Il rejette au passage ce que disent les Manichéens sur la nature mauvaise du corps. Et il se tourne enfin vers le jeûne des païens, des Juifs et finalement des Donatistes. Le jeûne n’a de vertu qu’en lien avec la foi et l’obéissance de celui qui jeûne, ainsi le jeûne des incrédules n’a pas de valeur (il s’appuie ici sur Ésaïe 58). Le jeûne des Donatistes, lui, est hypocrite, puisqu’ils troublent l’unité de l’Église : “Pensez-vous dompter à bon droit vos membres, vous qui déchirez les membres du Christ ?2”
Au milieu de ces réfutations, il lance un avertissement à ceux qui jeûnent sans se soumettre à Dieu : “Quoi, si votre chair vous obéit et si vous n’obéissez pas vous-mêmes à Dieu, ne vous condamne-t-elle pas par son obéissance ?3”. En effet, dans “l’ordre de l’amour” qu’Augustin développe ailleurs4, il faut soumettre le corps à l’âme et l’âme à Dieu. Mais la soumission de l’âme à Dieu est première et primordiale. Soumettre le corps à la volonté dépravée de l’âme n’est pas vertueux. Cela ne le devient que lorsque l’âme est soumise à Dieu. Et, d’ailleurs, Dieu mérite plus encore l’obéissance de l’âme que l’âme ne mérite celle du corps. Si donc vous jeûnez et soumettez votre corps à votre esprit par cette restriction de ses désirs, sans vous soumettre à Dieu, la soumission de votre corps ne fait que mettre en lumière l’insoumission de votre âme.
Réflexion
La notion d’ordre de l’amour est féconde en théologie morale.
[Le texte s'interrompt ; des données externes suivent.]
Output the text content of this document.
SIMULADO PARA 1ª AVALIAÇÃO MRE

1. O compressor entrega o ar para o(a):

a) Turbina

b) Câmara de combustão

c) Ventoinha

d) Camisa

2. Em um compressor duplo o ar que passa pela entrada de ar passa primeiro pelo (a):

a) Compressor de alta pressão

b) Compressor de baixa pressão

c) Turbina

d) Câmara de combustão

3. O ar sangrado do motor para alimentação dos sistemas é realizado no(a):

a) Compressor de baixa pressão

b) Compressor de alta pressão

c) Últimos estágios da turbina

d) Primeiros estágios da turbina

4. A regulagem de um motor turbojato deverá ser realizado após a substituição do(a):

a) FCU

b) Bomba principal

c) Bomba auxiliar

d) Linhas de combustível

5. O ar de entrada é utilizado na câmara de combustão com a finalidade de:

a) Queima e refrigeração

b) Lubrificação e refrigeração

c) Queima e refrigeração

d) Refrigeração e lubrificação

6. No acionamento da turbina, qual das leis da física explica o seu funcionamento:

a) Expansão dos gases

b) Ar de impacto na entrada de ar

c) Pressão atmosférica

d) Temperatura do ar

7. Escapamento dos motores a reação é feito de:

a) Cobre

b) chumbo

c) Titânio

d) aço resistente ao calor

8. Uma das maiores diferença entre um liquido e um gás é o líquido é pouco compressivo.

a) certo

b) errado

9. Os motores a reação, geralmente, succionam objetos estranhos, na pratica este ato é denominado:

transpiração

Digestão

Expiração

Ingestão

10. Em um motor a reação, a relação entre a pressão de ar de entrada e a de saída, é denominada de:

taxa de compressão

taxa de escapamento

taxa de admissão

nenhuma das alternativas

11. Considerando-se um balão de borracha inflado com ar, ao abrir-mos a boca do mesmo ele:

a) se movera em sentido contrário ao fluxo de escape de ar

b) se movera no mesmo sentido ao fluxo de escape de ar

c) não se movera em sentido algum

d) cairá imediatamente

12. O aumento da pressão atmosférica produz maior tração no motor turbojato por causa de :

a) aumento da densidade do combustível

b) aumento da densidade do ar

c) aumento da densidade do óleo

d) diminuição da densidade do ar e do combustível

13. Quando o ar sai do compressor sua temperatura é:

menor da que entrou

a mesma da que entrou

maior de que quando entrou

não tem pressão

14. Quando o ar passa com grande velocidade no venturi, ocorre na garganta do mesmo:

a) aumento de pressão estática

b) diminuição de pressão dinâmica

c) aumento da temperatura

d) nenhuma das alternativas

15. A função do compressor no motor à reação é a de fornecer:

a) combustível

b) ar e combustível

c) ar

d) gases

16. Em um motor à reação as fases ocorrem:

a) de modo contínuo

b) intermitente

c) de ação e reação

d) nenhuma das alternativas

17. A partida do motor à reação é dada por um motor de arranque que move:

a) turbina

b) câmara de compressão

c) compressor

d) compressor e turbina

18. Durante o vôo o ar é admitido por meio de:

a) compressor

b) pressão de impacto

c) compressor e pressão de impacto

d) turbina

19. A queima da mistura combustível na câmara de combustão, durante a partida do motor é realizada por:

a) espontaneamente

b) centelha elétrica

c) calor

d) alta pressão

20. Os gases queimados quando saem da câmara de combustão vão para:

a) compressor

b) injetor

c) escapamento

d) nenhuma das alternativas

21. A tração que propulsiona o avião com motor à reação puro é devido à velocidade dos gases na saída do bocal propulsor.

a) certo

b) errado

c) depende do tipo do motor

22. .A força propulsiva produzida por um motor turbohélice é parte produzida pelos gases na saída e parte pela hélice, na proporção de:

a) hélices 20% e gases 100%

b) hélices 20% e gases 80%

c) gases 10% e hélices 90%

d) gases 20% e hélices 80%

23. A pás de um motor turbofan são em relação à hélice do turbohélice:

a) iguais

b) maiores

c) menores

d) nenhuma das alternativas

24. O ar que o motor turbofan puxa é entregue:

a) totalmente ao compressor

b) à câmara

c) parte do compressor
Elle permet d’examiner sa conduite et ses intentions afin de ne pas réduire la morale à un code fixant la conduite du corps et les actions externes de l’homme. Elle permet aussi de reconnaître ce qu’il y a de vertueux dans une pratique que respectent les païens ou les incrédules tout en dénonçant la vanité de celle-ci en ce qu’elle est vécue en dehors de la soumission à Dieu. Elle rend justice à la façon dont l’amour guide les réflexions bibliques sur la conduite humaine5 et à la psychologie de l’être humain.
Thomas d’Aquin portera plus loin cette réflexion sur l’ordre de l’amour. Comme l’a expliqué Parpaillot sur ce blog, l’ordre de l’amour chez le scolastique est défini par la relation des biens à Dieu :
Dans la Secunda Secundæ Partis de la Summa theologiæ, à la vingt-sixième question, le docteur angélique défend l’existence et le contenu de l’ordre de la charité. Dans le premier article, il argumente que l’amour de la charité tend vers Dieu en tant que principe de la béatitude. Dieu est le premier principe de cet amour et les choses aimées par charité se positionnent en fonction de leur relation avec le Premier principe, Dieu.
Je vous encourage à lire l’intégralité de son article pour approfondir la portée morale de cette notion augustinienne.
Edition
Je poursuis ma lecture dans l’édition de la Bibliothèque Augustinienne, que je recommande à tout point de vue. De utilitate jejunii est traduit dans le volume 2 de la série des opuscules. Une autre traduction est accessible gratuitement en ligne.